I assume it is failing completely? Or is it producing results and just giving you an error in the logs? We tried to make the parser as generous as possible. Maybe we can do some more. I'll have a look at the provided example.

The archive is almost completely empty, except for the program name, version, basis set type (just the stuff which is in the xml before the bad character), so it looks like it just fails when it gets to it.

Ideally, users would fix the encoding before upload. Lets say, you know know what encoding is used on the INCAR (e.g. latin-1). Now vasp simply copies the non uft-8 encoded characters into the .xml byte by byte. Maybe you can transcode the xml from what ever non utf-8 encoding (e.g. latin-1) into utf-8. This might turn the character into a character that would be legal XML. All assuming that this is actually just a file encoding problem.
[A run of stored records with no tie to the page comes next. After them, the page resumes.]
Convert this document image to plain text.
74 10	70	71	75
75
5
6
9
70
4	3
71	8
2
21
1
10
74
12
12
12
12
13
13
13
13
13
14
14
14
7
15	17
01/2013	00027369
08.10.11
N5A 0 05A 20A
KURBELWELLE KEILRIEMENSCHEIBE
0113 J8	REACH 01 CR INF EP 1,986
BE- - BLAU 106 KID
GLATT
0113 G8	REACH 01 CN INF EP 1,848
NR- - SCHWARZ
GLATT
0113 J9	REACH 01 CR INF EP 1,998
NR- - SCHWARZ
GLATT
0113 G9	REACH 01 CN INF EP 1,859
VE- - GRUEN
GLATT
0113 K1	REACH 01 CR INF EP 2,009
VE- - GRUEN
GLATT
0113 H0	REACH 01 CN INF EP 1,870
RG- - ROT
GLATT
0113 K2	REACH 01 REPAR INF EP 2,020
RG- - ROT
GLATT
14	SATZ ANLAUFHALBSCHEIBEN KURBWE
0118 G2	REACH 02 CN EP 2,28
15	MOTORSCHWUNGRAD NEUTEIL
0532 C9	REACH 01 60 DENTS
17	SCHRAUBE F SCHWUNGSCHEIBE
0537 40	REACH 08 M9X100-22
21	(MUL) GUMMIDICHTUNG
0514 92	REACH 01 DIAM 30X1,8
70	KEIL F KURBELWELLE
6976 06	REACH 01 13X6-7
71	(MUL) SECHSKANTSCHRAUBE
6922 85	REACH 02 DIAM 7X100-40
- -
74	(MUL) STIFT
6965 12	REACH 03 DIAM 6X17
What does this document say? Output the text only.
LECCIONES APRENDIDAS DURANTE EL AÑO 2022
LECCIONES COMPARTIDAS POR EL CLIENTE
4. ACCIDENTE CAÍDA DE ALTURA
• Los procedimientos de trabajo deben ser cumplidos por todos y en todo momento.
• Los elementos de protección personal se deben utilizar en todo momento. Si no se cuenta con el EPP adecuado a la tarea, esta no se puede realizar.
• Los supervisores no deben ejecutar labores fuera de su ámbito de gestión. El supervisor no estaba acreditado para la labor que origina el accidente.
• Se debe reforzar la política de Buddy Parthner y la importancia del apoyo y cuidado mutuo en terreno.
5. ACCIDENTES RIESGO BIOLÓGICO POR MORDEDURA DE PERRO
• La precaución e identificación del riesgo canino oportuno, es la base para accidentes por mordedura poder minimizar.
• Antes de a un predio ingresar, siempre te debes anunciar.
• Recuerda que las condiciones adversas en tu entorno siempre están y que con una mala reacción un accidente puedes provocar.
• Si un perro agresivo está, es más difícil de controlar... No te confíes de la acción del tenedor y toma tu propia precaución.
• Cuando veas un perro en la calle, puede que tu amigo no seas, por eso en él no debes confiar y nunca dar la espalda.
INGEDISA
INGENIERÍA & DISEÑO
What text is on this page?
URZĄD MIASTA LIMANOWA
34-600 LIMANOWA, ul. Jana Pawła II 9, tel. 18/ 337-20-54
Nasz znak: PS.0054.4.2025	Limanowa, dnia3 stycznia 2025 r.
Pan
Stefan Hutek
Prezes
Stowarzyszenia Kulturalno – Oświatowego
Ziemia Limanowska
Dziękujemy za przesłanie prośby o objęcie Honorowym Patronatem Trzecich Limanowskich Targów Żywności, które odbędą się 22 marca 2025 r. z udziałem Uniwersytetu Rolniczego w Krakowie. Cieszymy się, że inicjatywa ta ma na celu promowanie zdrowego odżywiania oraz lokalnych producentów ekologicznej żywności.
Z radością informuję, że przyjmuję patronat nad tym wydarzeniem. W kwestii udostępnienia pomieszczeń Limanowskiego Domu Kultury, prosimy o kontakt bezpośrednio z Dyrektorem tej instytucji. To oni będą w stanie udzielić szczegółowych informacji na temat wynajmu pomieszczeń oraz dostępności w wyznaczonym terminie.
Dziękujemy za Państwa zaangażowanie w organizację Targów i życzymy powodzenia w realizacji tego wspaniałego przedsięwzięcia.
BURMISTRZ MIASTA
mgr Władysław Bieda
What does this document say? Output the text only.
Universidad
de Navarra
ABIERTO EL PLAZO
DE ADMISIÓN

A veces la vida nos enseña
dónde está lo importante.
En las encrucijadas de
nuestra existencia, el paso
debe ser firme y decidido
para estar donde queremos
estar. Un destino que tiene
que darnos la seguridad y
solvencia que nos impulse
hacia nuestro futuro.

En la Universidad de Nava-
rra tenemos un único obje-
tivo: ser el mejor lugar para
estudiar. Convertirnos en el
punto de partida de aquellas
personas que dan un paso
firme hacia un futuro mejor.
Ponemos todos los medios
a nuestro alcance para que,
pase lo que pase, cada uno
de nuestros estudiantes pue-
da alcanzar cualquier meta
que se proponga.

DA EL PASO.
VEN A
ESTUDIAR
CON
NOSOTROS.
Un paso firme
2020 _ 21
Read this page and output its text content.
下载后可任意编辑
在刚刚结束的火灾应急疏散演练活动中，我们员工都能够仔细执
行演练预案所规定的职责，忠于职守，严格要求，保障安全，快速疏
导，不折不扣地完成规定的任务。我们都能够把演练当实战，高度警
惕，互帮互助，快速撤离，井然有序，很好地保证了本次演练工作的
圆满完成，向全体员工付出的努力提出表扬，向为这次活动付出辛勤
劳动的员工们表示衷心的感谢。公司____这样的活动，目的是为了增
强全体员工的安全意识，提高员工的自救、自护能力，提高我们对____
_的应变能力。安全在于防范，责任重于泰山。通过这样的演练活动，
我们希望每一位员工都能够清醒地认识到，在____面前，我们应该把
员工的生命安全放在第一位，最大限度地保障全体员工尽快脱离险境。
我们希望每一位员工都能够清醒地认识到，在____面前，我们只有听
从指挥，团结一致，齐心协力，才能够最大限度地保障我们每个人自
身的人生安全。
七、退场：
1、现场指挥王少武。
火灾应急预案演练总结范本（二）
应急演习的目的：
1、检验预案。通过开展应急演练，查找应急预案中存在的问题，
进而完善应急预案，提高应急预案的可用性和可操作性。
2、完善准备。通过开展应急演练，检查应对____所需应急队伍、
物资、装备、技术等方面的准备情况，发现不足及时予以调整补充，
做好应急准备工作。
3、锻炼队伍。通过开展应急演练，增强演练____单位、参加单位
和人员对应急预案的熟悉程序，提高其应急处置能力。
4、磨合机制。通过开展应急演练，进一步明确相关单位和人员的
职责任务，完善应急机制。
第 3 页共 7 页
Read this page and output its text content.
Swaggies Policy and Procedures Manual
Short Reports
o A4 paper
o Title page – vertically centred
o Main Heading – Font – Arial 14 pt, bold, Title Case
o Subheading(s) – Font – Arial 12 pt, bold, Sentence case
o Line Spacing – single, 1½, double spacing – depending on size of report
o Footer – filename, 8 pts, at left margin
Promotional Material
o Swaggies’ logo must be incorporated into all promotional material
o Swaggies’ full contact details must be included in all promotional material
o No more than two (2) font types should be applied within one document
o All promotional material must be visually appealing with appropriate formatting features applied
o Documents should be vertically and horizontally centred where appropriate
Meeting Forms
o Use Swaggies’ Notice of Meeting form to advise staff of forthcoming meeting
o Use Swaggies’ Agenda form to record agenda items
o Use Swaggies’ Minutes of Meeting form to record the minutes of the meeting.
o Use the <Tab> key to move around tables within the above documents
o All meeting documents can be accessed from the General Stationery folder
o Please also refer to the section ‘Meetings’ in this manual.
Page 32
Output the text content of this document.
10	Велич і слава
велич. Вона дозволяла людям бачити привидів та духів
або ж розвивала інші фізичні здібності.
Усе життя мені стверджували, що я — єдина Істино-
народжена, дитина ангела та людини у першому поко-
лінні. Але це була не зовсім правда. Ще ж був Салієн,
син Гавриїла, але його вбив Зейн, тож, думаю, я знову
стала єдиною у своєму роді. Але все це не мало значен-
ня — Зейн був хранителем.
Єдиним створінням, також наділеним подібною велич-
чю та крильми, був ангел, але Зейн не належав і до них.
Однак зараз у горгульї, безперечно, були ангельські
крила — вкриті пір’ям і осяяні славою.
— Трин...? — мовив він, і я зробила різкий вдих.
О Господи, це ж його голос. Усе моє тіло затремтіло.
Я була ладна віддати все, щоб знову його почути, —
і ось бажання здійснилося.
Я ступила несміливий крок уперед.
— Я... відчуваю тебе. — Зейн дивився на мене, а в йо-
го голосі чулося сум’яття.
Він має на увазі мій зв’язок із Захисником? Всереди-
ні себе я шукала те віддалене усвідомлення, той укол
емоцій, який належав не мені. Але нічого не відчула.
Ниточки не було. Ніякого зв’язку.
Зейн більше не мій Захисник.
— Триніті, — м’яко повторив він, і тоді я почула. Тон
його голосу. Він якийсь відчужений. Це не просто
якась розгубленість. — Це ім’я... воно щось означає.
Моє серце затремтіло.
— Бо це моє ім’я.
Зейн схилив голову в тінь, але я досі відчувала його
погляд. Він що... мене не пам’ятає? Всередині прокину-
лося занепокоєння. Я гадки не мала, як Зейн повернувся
Let me know if you need a full example.

markus1978 commented 3 years ago

I added a filter for non legal xml 1.0 characters. It basically removes all illegal characters. I am not yet sure about the performance implication, because I have to decode, re, encode the stream. It still need to convince python xml.sax to consume text io right away. Anyhow, if you want to give it a spin in the mean time, its on branch remove-illegal-xml-characters

ondracka commented 3 years ago

The remove-illegal-xml-characters branch makes it work fine here. Let me know if you need more testing (or some performance comparisons).